Fortunately, the silent treatment lasts for less than an episode of Fox’s hysterical new “Arrested Development,” and if there’s any justice, the show, which debuts Nov. 2, will last a lot longer. In a TV season littered with dysfunctional-family sitcoms, “Arrested Development” is the most dysfunctional of the bunch–and it’s funnier than all the others combined. Clever, nutty and utterly original, it’s something like “The Royal Tenenbaums” meets “Malcolm in the Middle,” held together with “Monty Python” Silly Putty. If that sounds like it’s all over the place, maybe that’s because “Arrested Development” works on so many levels. It’s a show that adores wordplay: hence Michael’s son is named George Michael and a tease of a cousin is named “Maebe.” It loves visual jokes, whether it’s the sight of Dad (Jeffrey Tambor) trying to get down with the brothers in jail or the entire family caught in a chaotic gay-rights protest on the high seas. Best of all, “Arrested Development” treats every inane (or insane) twist with utter seriousness, as if the show were a documentary of the absurd, complete with earnest narration by Ron Howard (who’s an executive producer). The result is dry as a martini and just as intoxicating.
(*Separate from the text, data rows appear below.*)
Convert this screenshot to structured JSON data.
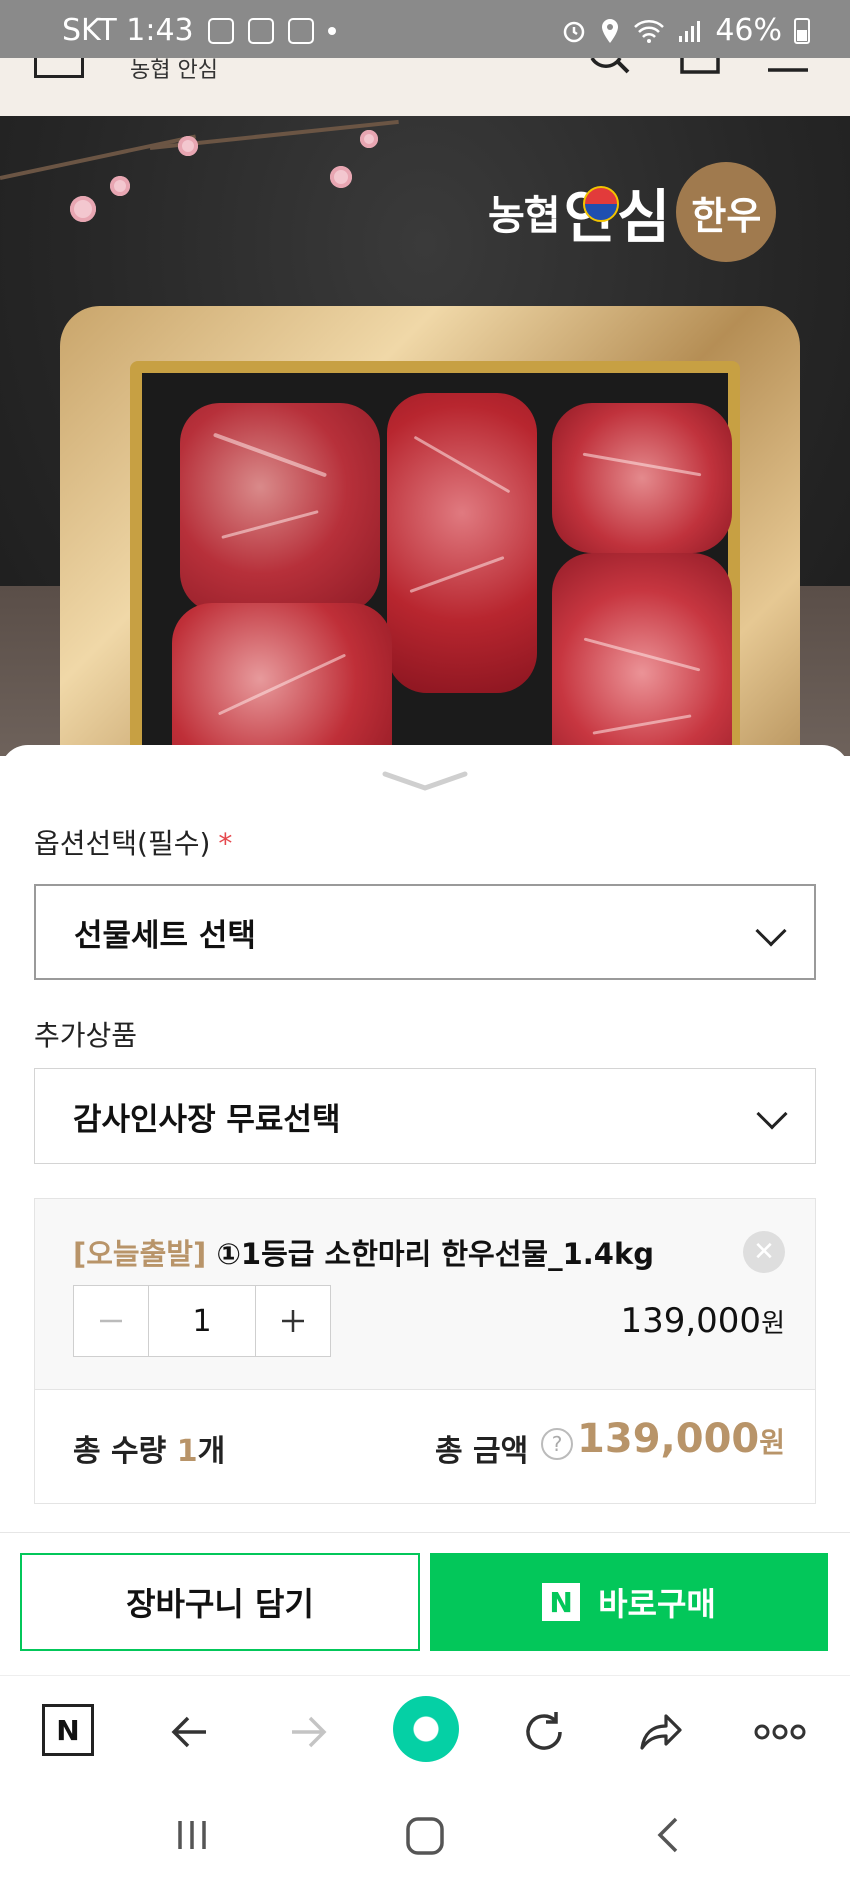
{
  "status_bar": {
    "carrier_time": "SKT 1:43",
    "battery": "46%"
  },
  "hero": {
    "brand_small": "농협",
    "brand_big": "안심",
    "brand_badge": "한우"
  },
  "option": {
    "label": "옵션선택(필수)",
    "required_mark": "*",
    "select_value": "선물세트 선택"
  },
  "addon": {
    "label": "추가상품",
    "select_value": "감사인사장 무료선택"
  },
  "selected_item": {
    "tag": "[오늘출발]",
    "name": "①1등급 소한마리 한우선물_1.4kg",
    "quantity": "1",
    "price": "139,000",
    "currency": "원"
  },
  "summary": {
    "qty_label": "총 수량",
    "qty_value": "1",
    "qty_unit": "개",
    "amount_label": "총 금액",
    "amount_value": "139,000",
    "currency": "원"
  },
  "actions": {
    "cart_label": "장바구니 담기",
    "buy_icon": "N",
    "buy_label": "바로구매"
  },
  "toolbar": {
    "home_icon": "N"
  },
  "colors": {
    "naver_green": "#03c75a",
    "gold_accent": "#b89469",
    "required_red": "#e5484d"
  },
  "icons": [
    "naver-home-icon",
    "back-arrow-icon",
    "forward-arrow-icon",
    "green-dot-icon",
    "refresh-icon",
    "share-icon",
    "more-icon"
  ]
}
Though it sometimes gives you a hangover. There’s a thin line between inspired silliness and just plain silly, and “Arrested Development” can get carried away with cornball jokes–and we mean jokes literally about making corn balls. Still, you can’t fault a show for trying, and for giving the surprisingly funny Jason Bateman (Michael) a show that’s worthy of his talents. In a world where a good food fight can turn a lame sitcom like “Hope and Faith” into a hit, “Arrested Development” deserves to be a smash. And we don’t mean Maebe.